金上場投資信託(ETF)の投資残高は、2012年通期で前年比275.20トンの増加となりました。10年の342.56トンには届きませんでしたが、11年の171.47トンは100トン以上も上回っています。金相場は年間を通じて不安定な値動きとなって方向性を欠きましたが、長期的な視点から金投資に魅力を感じた投資家が多かったのでしょう。

前週3日に公開された米連邦公開市場委員会(FOMC)議事録で量的緩和政策の停止・出口に対する言及が確認されたことを受けて、換金売りが膨らむリスクも警戒していました。しかし現段階では、年初からの累計売却量は8.27トンに留まっており、特にパニック色は見受けられません。定期市場は米金融政策を巡る思惑から乱高下が繰り返されていますが、金ETF投資家は、比較的冷静な反応を示していると言えるでしょう。

アジア現物市場では、上海現物で4日と7日にまとまった買いが入っており、中国勢が値ごろ買いを膨らませていることが窺えます。加えて、インドでは昨年に続く輸入関税引き上げの思惑から在庫手当の動きが強くなっていることにも注目すべきでしょう。

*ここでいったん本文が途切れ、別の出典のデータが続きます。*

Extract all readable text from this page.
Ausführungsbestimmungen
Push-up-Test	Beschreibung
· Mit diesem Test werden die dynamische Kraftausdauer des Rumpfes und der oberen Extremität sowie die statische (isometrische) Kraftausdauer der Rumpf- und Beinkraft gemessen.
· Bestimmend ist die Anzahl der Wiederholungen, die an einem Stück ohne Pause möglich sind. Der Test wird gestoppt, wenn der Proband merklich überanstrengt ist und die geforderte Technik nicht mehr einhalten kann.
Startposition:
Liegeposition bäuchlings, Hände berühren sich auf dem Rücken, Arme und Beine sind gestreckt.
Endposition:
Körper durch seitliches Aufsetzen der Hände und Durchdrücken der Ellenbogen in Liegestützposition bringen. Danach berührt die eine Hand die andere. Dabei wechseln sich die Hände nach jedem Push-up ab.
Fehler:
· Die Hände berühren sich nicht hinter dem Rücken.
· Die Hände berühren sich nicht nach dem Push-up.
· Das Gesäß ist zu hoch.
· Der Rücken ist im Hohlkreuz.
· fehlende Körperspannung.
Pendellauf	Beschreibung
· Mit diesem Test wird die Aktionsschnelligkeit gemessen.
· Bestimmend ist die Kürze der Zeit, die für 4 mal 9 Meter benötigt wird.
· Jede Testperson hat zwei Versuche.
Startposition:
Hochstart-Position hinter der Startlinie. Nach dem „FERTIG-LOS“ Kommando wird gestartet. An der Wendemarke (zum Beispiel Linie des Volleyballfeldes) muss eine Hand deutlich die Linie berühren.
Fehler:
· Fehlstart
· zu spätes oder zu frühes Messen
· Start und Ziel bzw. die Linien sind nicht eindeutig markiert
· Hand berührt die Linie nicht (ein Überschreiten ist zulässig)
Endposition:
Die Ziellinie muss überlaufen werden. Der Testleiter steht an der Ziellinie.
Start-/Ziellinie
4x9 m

目先は米金融政策を巡る思惑から一時的な急落リスクも想定しておくべきですが、こうしたETF経由の現物投資、アジア現物筋の売買動向を見る限りは、現物需給要因からのサポートが下値不安を限定しそうです。昨年5~7月は1,550~1,600ドル水準が現物筋の買い場となりましたが、そこからどの程度まで買い場となる水準を切り上げることができるのかに注目したい所です。